A group of 15 mayors on the island of Montreal think it's time for its motorists to join the Canadian mainstream and be allowed to turn right on red lights, arguing that the city's drivers don't deserve their reputation for lead-footed recklessness.
Montreal remains, with New York City, the only jurisdiction in North America that bans right turns on red lights, a prohibition that has rested in part on the notion that the city needed some civility to counter motorists' laissez-faire attitudes toward traffic rules.
However, the mayors point out that 13 years after Québec permitted rights-on-reds everywhere in the province except Montreal, road fatalities have continued to drop. The number of vehicles on Québec's roads almost tripled from 1973 to 2015, while the number of road fatalities plummeted by 83 per cent during the same period.
"I don't know where the myth comes from that we're bad drivers," Philippe Roy, the Mayor of Mount Royal, said in an interview on Tuesday. "We have statistics showing that Québec compares well to what we see in Ontario or the northern U.S."
Québec's road-safety record, he said, "proves that behaviours have improved."
Despite the numbers, opinions suggest that many consider Montreal motorists to be too aggressive to be trusted with the same rights as others on the continent. One recurring quip is that you can't turn right on a red light in Montreal, but you can go straight through one.
In fact, Montreal is a city where the kinds of common courtesies prevalent in most Canadian cities are ignored. Pedestrians can't expect to be given right-of-way on crosswalks, for example. And pedestrians don't always abide by all the rules, either: A 2003 study found that 90 per cent of Toronto pedestrians wait on the sidewalk for the light to turn green before crossing the street, compared with 53 per cent of Montrealers; nine out of 10 pedestrians in Toronto respect traffic lights, while in Montreal, it's 76 per cent.
Many in Montreal are sticking to their "better red than dead" mantra, saying the mayors' proposal for cars poses too many risks for non-motorists. The mayors' proposal, which requires a change to the Highway Safety Code from the Québec government, is meeting up with resistance from cycling groups, public-health officials, as well as the mayor of Montreal.
Figures link half a dozen deaths to right-on-reds in Québec since the measure was brought in.
"One death is one death too many," Mayor Denis Coderre said in a statement issued by his office.
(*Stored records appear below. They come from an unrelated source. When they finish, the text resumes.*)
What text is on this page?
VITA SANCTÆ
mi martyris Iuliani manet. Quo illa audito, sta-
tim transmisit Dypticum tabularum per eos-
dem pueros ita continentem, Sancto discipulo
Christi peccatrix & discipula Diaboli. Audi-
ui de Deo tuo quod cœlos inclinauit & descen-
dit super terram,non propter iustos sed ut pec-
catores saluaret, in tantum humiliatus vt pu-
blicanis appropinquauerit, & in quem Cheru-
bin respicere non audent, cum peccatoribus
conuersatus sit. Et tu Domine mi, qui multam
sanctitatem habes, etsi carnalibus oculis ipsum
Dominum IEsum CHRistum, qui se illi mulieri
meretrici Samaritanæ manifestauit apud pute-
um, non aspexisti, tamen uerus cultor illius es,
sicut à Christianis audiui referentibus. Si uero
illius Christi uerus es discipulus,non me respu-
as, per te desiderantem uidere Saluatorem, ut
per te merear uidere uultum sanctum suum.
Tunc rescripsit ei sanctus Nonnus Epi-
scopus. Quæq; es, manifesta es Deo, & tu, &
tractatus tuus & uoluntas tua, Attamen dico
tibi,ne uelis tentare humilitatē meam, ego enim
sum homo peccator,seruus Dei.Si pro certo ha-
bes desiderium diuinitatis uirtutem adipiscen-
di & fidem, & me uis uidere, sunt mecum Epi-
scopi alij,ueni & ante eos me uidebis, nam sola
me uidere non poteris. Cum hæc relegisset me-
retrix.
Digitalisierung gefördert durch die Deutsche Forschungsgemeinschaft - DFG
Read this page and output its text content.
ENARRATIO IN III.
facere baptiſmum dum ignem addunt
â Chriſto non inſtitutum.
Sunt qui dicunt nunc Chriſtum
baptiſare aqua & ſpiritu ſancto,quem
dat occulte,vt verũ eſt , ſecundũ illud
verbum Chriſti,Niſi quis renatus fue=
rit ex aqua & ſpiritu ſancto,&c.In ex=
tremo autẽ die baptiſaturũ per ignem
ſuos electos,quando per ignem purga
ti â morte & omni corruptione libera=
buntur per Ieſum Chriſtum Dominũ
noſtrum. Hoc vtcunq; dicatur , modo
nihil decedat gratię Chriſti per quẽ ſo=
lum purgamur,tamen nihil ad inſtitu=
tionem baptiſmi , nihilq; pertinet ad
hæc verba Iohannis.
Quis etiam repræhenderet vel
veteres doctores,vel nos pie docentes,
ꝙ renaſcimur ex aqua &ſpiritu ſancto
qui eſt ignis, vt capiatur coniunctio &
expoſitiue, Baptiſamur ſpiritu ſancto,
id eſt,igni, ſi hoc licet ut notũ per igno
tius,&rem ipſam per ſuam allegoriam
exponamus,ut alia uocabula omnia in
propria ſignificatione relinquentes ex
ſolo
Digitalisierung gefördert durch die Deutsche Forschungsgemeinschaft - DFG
Montreal has invested over the years in making the streets more pedestrian and cyclist-friendly, and the mayor says it wants to increase "co-habitation." The road network has to be "conceived to protect the most vulnerable users," the mayor said.
Vélo-Québec, which represents cyclists, also opposes the mayors' idea, saying rights-on-reds will increase risks for both cyclists and pedestrians, with limited benefits. It notes that the measure – which gained popularity in the United States during the 1970s energy crisis – saves only three litres of gas annually a car, according to a 2002 study for the Québec Transport Ministry.
As for time, it saves 30 seconds a trip, or no more than one minute a day, according to the study.
"What are the gains, really?" asked Dr. Patrick Morency, an injury-prevention expert with Montreal's public-health agency. "Everywhere in North America where it exists, it's been associated with injuries, mostly to pedestrians and cyclists. They pay the price."
For their part, the 15 mayors say the measure would save time, money and improve air quality. They say it's also popular. They commissioned a CROP poll of 1,000 respondents across Montreal, which suggested that three in four residents favour the idea of lifting the rights-on-reds ban.
"It's a subject that citizens constantly ask us: Why are we treated differently than elsewhere?" Mr. Roy said.
The mayors represent 240,000 people of the nearly 1.9 million people living on the island of Montreal, mostly in bedroom communities around the city of Montreal proper.
They say they don't envision rights-on-reds everywhere and downtown would probably be excluded. But they believe it would work in most of Montreal's 2,500 intersections.